Bij de beoordeling of thans sprake is van overlast kunnen naar het oordeel van de kantonrechter enkel de producties 15 en 16 worden betrokken, omdat de overige producties niet specifiek betrekking hebben op de situatie vanaf maart 2023. Uit de informatierapportage van de politie Midden-Nederland (productie 15) blijkt dat in de periode van 11 januari 2023 tot en met 1 mei 2023 acht meldingen van door [gedaagde] veroorzaakte overlast zijn ontvangen en bij Mercatus (productie 16), in de periode van februari 2023 tot en met mei 2023 zes van dergelijke meldingen. Niet alleen is gebleken dat er een overlap zit tussen de meldingen bij de politie en bij Mercatus, maar bovendien beperkt de overlast zich momenteel tot incidentele geluidsoverlast door [gedaagde] . Hoewel er dus wel sprake is van overlast, is deze naar het oordeel van de kantonrechter, in frequentie en aard, in vergelijking met de periode tot en met oktober 2022, niet zodanig ernstig dat ontruiming van de woning op dit moment aan de orde moet zijn. Daar komt bij dat [gedaagde] ter zitting heeft aangegeven dat zijn hond bij zijn partner is ondergebracht, zodat de hond thans geen overlast veroorzaakt.
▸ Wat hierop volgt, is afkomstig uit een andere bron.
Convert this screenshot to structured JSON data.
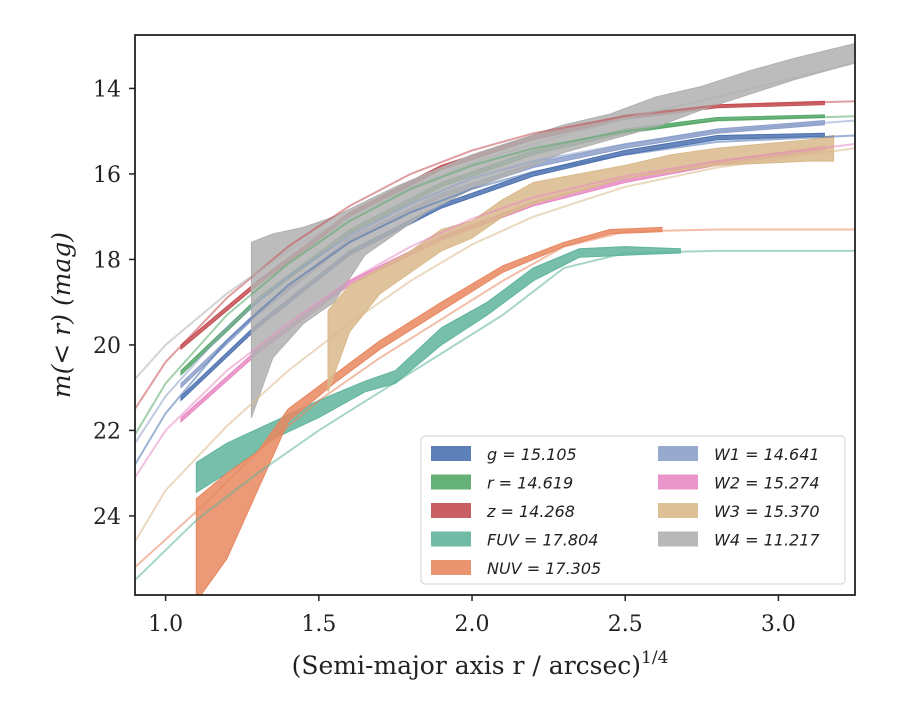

Dit leidt tot de slotsom dat de uitkomst van een bodemprocedure, die ten tijde van de zitting nog niet aanhangig was gemaakt, moet worden afgewacht.
4.8.
Mogelijk zal een kantonrechter in een bodemprocedure, als de gehele woongeschiedenis van [gedaagde] in ogenschouw wordt genomen, tot ontbinding van de huurovereenkomst en ontruiming van het gehuurde overgaan, maar in deze kort gedingprocedure is er een onvoldoende spoedeisend belang om, mede gelet op de belangen van [gedaagde] , vooruitlopend op een bodemprocedure, tot ontruiming van het gehuurde over te gaan.
4.9.
De vordering van Mercatus zal dan ook afgewezen worden.
4.10.
Gelet op de uitkomst van de procedure zal Mercatus worden veroordeeld in de kosten aan de zijde van [gedaagde] . Deze kosten worden tot op heden begroot op € 793,00 aan salaris gemachtigde.

5.De beslissing

De kantonrechter:
5.1.
wijst de vordering af;
5.2.
veroordeelt Mercatus tot betaling van de proceskosten aan de zijde van [gedaagde] , tot de uitspraak van dit vonnis begroot op € 793,00 aan salaris gemachtigde.
Dit vonnis is gewezen door mr. J.M. van Wegen, kantonrechter, en is in aanwezigheid van de griffier in het openbaar uitgesproken op 14 juli 2023.